You know why my day sucked yesterday? Because I got absolutely nowhere figuring out what "significant actions" CIA didn’t brief Congress about from 2001 to last May. I was so pissed off I felt sick about it and ended up skipping out on some plans — Rory, dude, I apologize, but I would have been terrible company yesterday — and instead hung out with my dog and sulked.
Luckily there are some outlines of this stuff emerging from other, more efficient reporters, and I compile the Knowns in this Windy post. Here’s my (minimal) value added:
[E]very CIA director is caught between three conflicting pressures: pleasing the administration; pleasing Congress; and pleasing his agency. The successful ones keep the plates spinning and find the time to focus on, like, keeping the agency collecting and analyzing vital intelligence. The unsuccessful ones tip too far in one direction or another. If Panetta really is out to make sure that the House Democrats retain confidence in him by needlessly revealing a sensitive program, then he’s kissed his credibility inside the agency goodbye. Would a longtime bureaucratic player like Panetta really do that? Would a longtime CIA veteran like Deputy Director Steve Kappes let him? I don’t know the answers, I’m just setting up the questions.

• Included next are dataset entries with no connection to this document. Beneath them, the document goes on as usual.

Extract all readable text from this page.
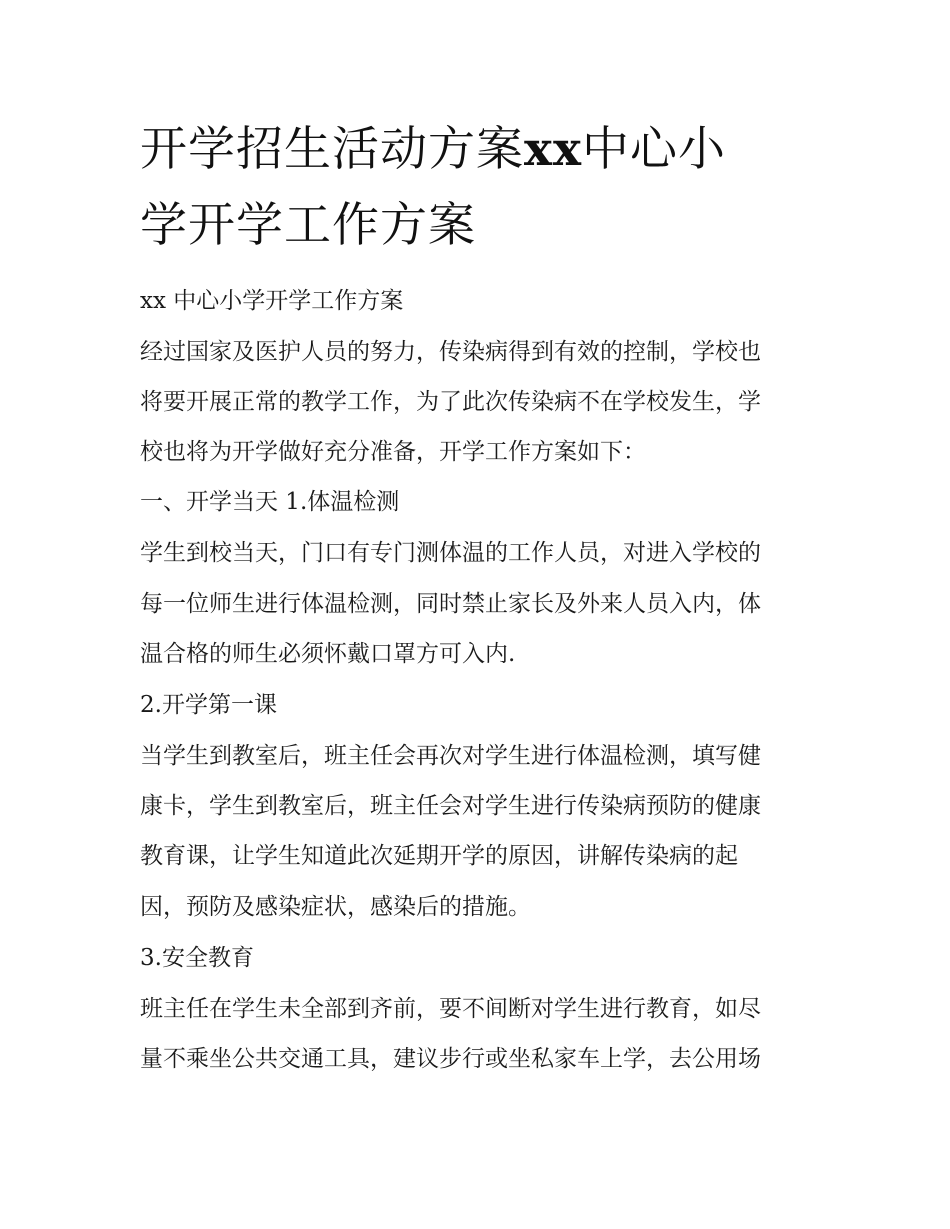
开学招生活动方案xx中心小
学开学工作方案

xx 中心小学开学工作方案

经过国家及医护人员的努力，传染病得到有效的控制，学校也

将要开展正常的教学工作，为了此次传染病不在学校发生，学

校也将为开学做好充分准备，开学工作方案如下：

一、开学当天 1.体温检测

学生到校当天，门口有专门测体温的工作人员，对进入学校的

每一位师生进行体温检测，同时禁止家长及外来人员入内，体

温合格的师生必须怀戴口罩方可入内.

2.开学第一课

当学生到教室后，班主任会再次对学生进行体温检测，填写健

康卡，学生到教室后，班主任会对学生进行传染病预防的健康

教育课，让学生知道此次延期开学的原因，讲解传染病的起

因，预防及感染症状，感染后的措施。

3.安全教育

班主任在学生未全部到齐前，要不间断对学生进行教育，如尽

量不乘坐公共交通工具，建议步行或坐私家车上学，去公用场
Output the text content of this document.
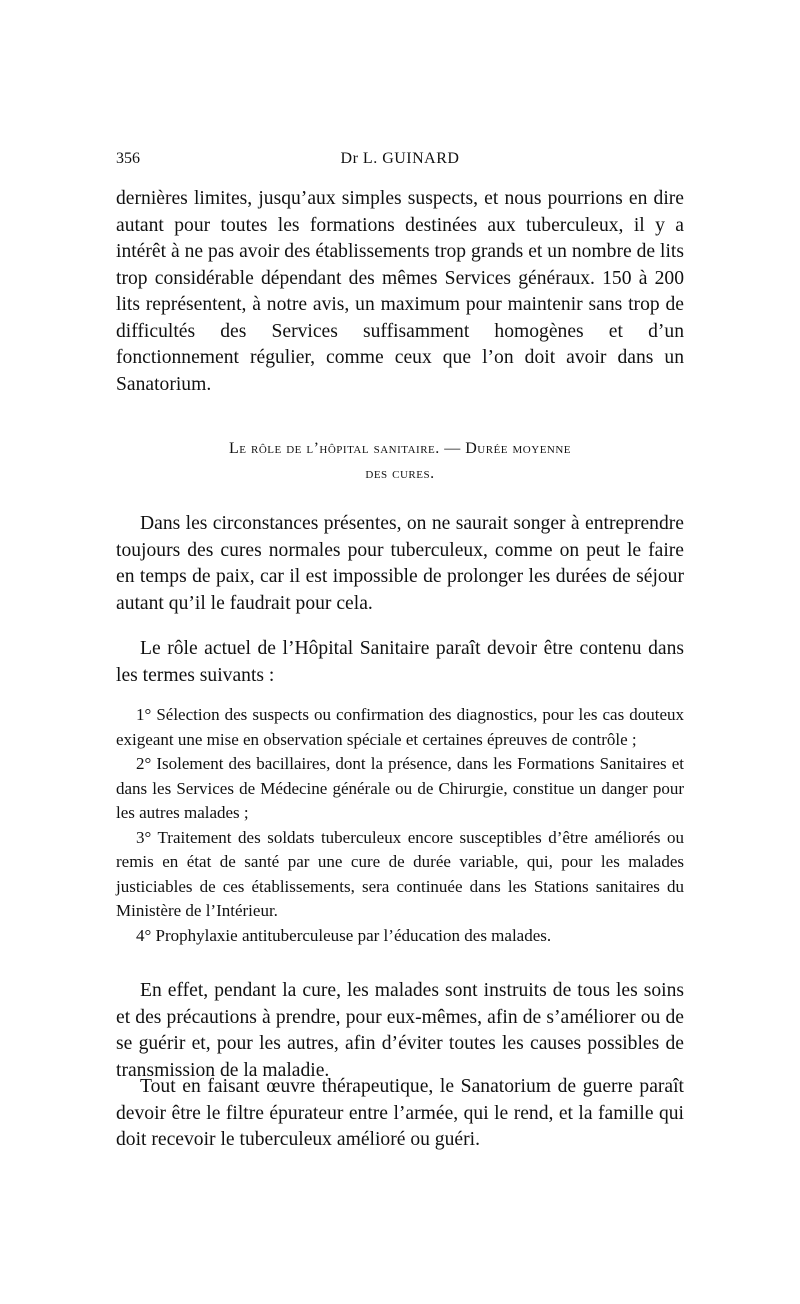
356	Dr L. GUINARD

dernières limites, jusqu’aux simples suspects, et nous pourrions en dire autant pour toutes les formations destinées aux tuberculeux, il y a intérêt à ne pas avoir des établissements trop grands et un nombre de lits trop considérable dépendant des mêmes Services généraux. 150 à 200 lits représentent, à notre avis, un maximum pour maintenir sans trop de difficultés des Services suffisamment homogènes et d’un fonctionnement régulier, comme ceux que l’on doit avoir dans un Sanatorium.

Le rôle de l’hôpital sanitaire. — Durée moyenne

des cures.

Dans les circonstances présentes, on ne saurait songer à entreprendre toujours des cures normales pour tuberculeux, comme on peut le faire en temps de paix, car il est impossible de prolonger les durées de séjour autant qu’il le faudrait pour cela.

Le rôle actuel de l’Hôpital Sanitaire paraît devoir être contenu dans les termes suivants :

1° Sélection des suspects ou confirmation des diagnostics, pour les cas douteux exigeant une mise en observation spéciale et certaines épreuves de contrôle ;
2° Isolement des bacillaires, dont la présence, dans les Formations Sanitaires et dans les Services de Médecine générale ou de Chirurgie, constitue un danger pour les autres malades ;
3° Traitement des soldats tuberculeux encore susceptibles d’être améliorés ou remis en état de santé par une cure de durée variable, qui, pour les malades justiciables de ces établissements, sera continuée dans les Stations sanitaires du Ministère de l’Intérieur.
4° Prophylaxie antituberculeuse par l’éducation des malades.

En effet, pendant la cure, les malades sont instruits de tous les soins et des précautions à prendre, pour eux-mêmes, afin de s’améliorer ou de se guérir et, pour les autres, afin d’éviter toutes les causes possibles de transmission de la maladie.

Tout en faisant œuvre thérapeutique, le Sanatorium de guerre paraît devoir être le filtre épurateur entre l’armée, qui le rend, et la famille qui doit recevoir le tuberculeux amélioré ou guéri.
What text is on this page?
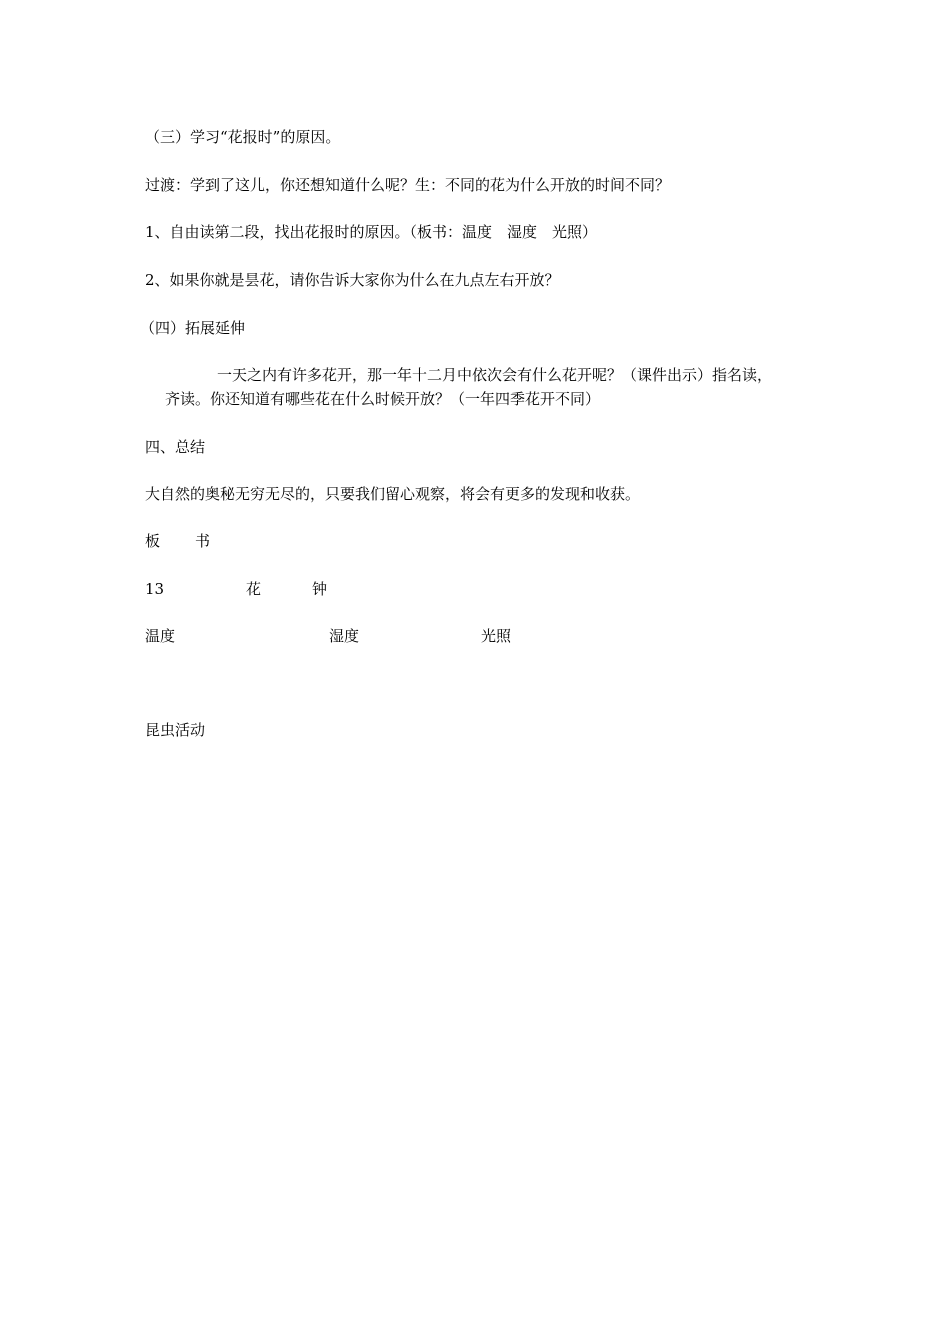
（三）学习“花报时”的原因。
过渡：学到了这儿，你还想知道什么呢？生：不同的花为什么开放的时间不同？
1、自由读第二段，找出花报时的原因。（板书：温度　湿度　光照）
2、如果你就是昙花，请你告诉大家你为什么在九点左右开放？
（四）拓展延伸
一天之内有许多花开，那一年十二月中依次会有什么花开呢？（课件出示）指名读，
齐读。你还知道有哪些花在什么时候开放？（一年四季花开不同）
四、总结
大自然的奥秘无穷无尽的，只要我们留心观察，将会有更多的发现和收获。
板 书
13	花	钟
温度	湿度	光照
昆虫活动
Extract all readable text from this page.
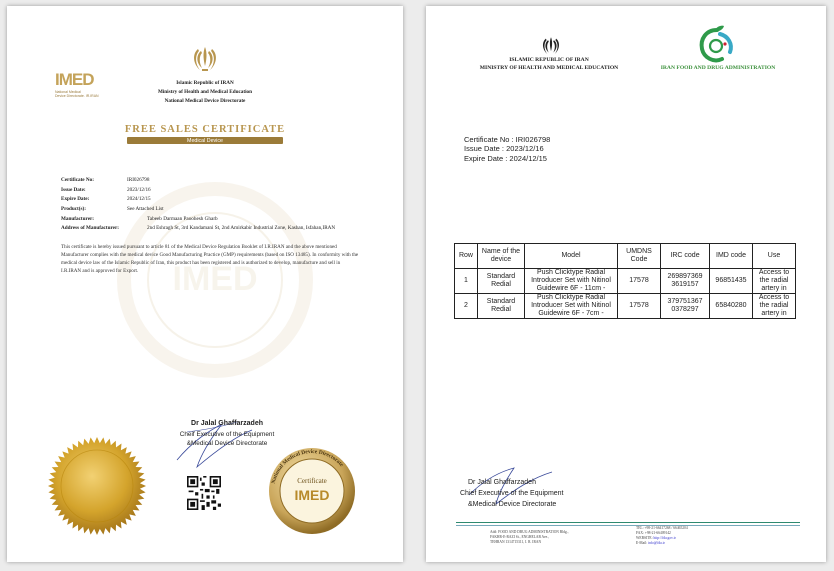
IMED
IMED
National Medical
Device Directorate. IR.IRAN
Islamic Republic of IRAN
Ministry of Health and Medical Education
National Medical Device Directorate
FREE SALES CERTIFICATE
Medical Device
Certificate No:	IRI026798
Issue Date:	2023/12/16
Expire Date:	2024/12/15
Product(s):	See Attached List
Manufacturer:	Tabeeb Darmaan Paoohesh Gharb
Address of Manufacturer:	2nd Eshragh St, 3rd Kandamani St, 2nd Amirkabir Industrial Zone, Kashan, Isfahan,IRAN
This certificate is hereby issued pursuant to article 81 of the Medical Device Regulation Booklet of I.R.IRAN and the above mentioned Manufacturer complies with the medical device Good Manufacturing Practice (GMP) requirements (based on ISO 13485). In conformity with the medical device law of the Islamic Republic of Iran, this product has been registered and is authorized to develop, manufacture and sell in I.R.IRAN and is approved for Export.
Dr Jalal Ghaffarzadeh
Cheif Executive of the Equipment
&Medical Device Directorate
Certificate
IMED
National Medical Device Directorate
ISLAMIC REPUBLIC OF IRAN
MINISTRY OF HEALTH AND MEDICAL EDUCATION	IRAN FOOD AND DRUG ADMINISTRATION
Certificate No : IRI026798
Issue Date : 2023/12/16
Expire Date : 2024/12/15
Row	Name of the device	Model	UMDNS Code	IRC code	IMD code	Use
1	Standard Redial	Push Clicktype Radial Introducer Set with Nitinol Guidewire 6F - 11cm -	17578	269897369 3619157	96851435	Access to the radial artery in

2	Standard Redial	Push Clicktype Radial Introducer Set with Nitinol Guidewire 6F - 7cm -	17578	379751367 0378297	65840280	Access to the radial artery in
Dr Jalal Ghaffarzadeh
Chief Executive of the Equipment
&Medical Device Directorate
Add: FOOD AND DRUG ADMINISTRATION Bldg.,
FAKHR-E-RAZI St., ENGHELAB Ave.,
TEHRAN 1314715311, I. R. IRAN
TEL: +98-21-66417268 / 66465204
FAX: +98-21-66409142
WEBSITE: http://fda.gov.ir
E-Mail: info@fda.ir
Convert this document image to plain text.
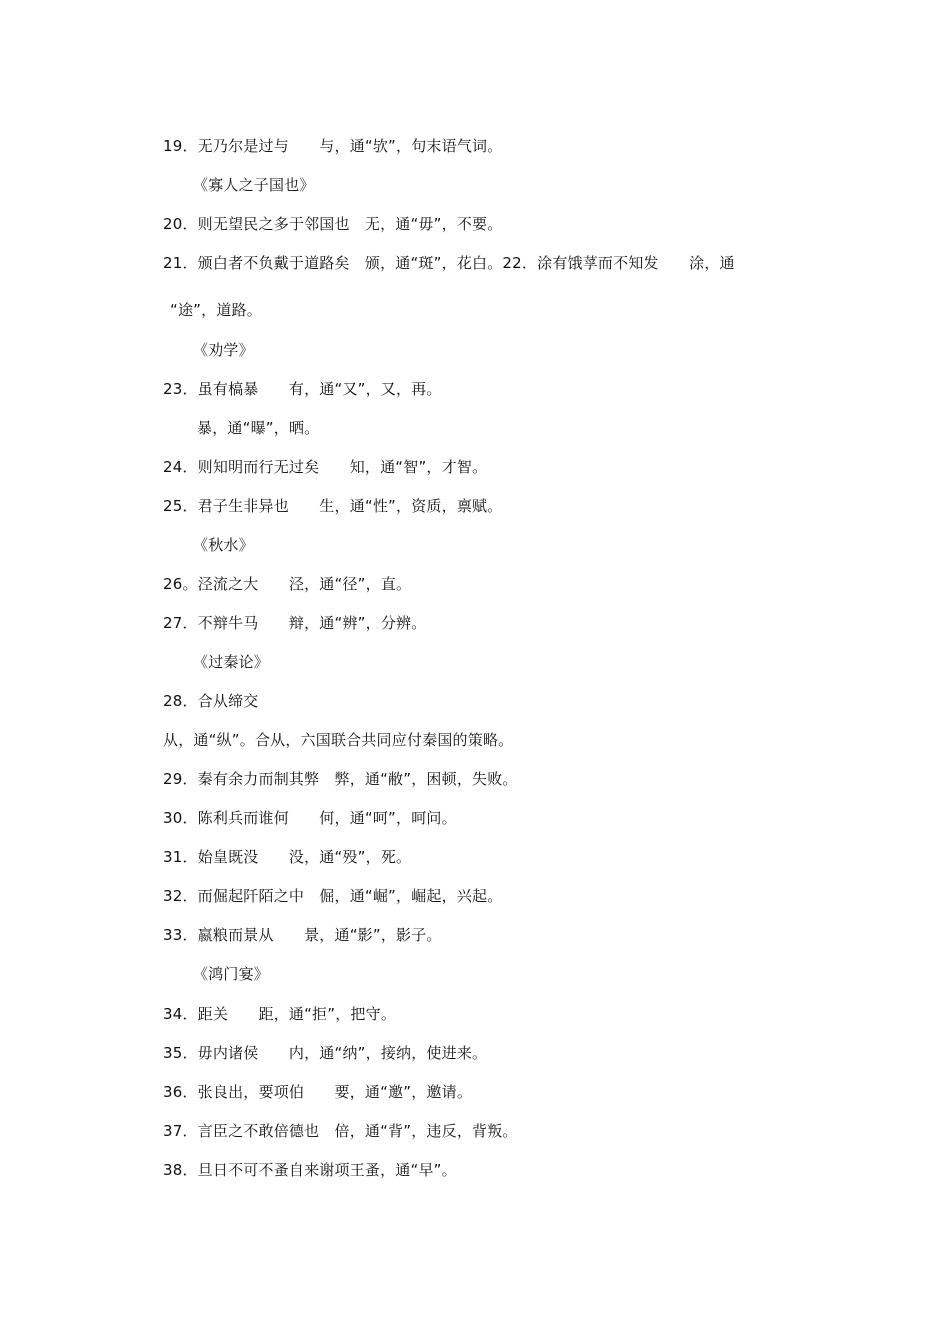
19．无乃尔是过与　　与，通“欤”，句末语气词。
《寡人之子国也》
20．则无望民之多于邻国也　无，通“毋”，不要。
21．颁白者不负戴于道路矣　颁，通“斑”，花白。22．涂有饿莩而不知发　　涂，通
“途”，道路。
《劝学》
23．虽有槁暴　　有，通“又”，又，再。
暴，通“曝”，晒。
24．则知明而行无过矣　　知，通“智”，才智。
25．君子生非异也　　生，通“性”，资质，禀赋。
《秋水》
26。泾流之大　　泾，通“径”，直。
27．不辩牛马　　辩，通“辨”，分辨。
《过秦论》
28．合从缔交
从，通“纵”。合从，六国联合共同应付秦国的策略。
29．秦有余力而制其弊　弊，通“敝”，困顿，失败。
30．陈利兵而谁何　　何，通“呵”，呵问。
31．始皇既没　　没，通“殁”，死。
32．而倔起阡陌之中　倔，通“崛”，崛起，兴起。
33．嬴粮而景从　　景，通“影”，影子。
《鸿门宴》
34．距关　　距，通“拒”，把守。
35．毋内诸侯　　内，通“纳”，接纳，使进来。
36．张良出，要项伯　　要，通“邀”，邀请。
37．言臣之不敢倍德也　倍，通“背”，违反，背叛。
38．旦日不可不蚤自来谢项王蚤，通“早”。
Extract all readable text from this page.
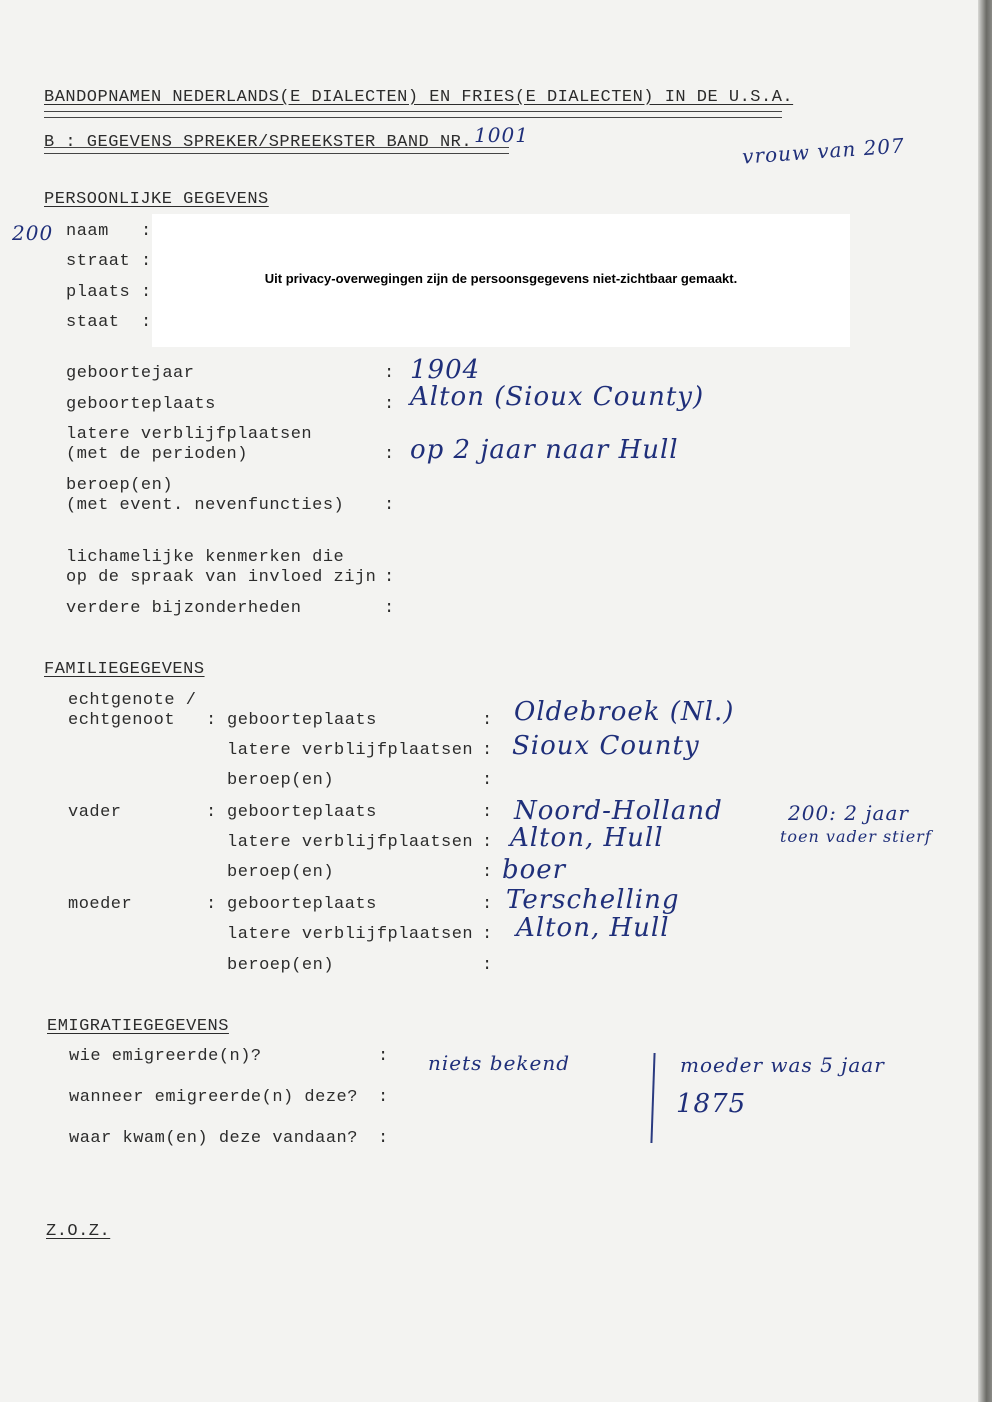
BANDOPNAMEN NEDERLANDS(E DIALECTEN) EN FRIES(E DIALECTEN) IN DE U.S.A.
B : GEGEVENS SPREKER/SPREEKSTER BAND NR. 1001	vrouw van 207
PERSOONLIJKE GEGEVENS
200 naam :
straat :
plaats :
staat :
Uit privacy-overwegingen zijn de persoonsgegevens niet-zichtbaar gemaakt.
geboortejaar	: 1904
geboorteplaats	: Alton (Sioux County)
latere verblijfplaatsen
(met de perioden)	: op 2 jaar naar Hull
beroep(en)
(met event. nevenfuncties) :
lichamelijke kenmerken die
op de spraak van invloed zijn :
verdere bijzonderheden	:
FAMILIEGEGEVENS
echtgenote /
echtgenoot : geboorteplaats	: Oldebroek (Nl.)
latere verblijfplaatsen : Sioux County
beroep(en)	:
vader	: geboorteplaats	: Noord-Holland	200: 2 jaar
toen vader stierf
latere verblijfplaatsen : Alton, Hull
beroep(en)	: boer
moeder	: geboorteplaats	: Terschelling
latere verblijfplaatsen : Alton, Hull
beroep(en)	:
EMIGRATIEGEGEVENS
wie emigreerde(n)?	: niets bekend
wanneer emigreerde(n) deze? :
waar kwam(en) deze vandaan? :
moeder was 5 jaar
1875
Z.O.Z.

Alternatively: could it be that Panetta thinks that if he doesn’t start going to Congress with accounts of mistakenly withheld programs, the public pressure to investigate the agency even further will intensify, and so he might view this disclosure as a necessary ante in order to spare the agency a deeper scrutiny?
Anyway, hopefully I’ll have more on this later today. Jesus, yesterday sucked.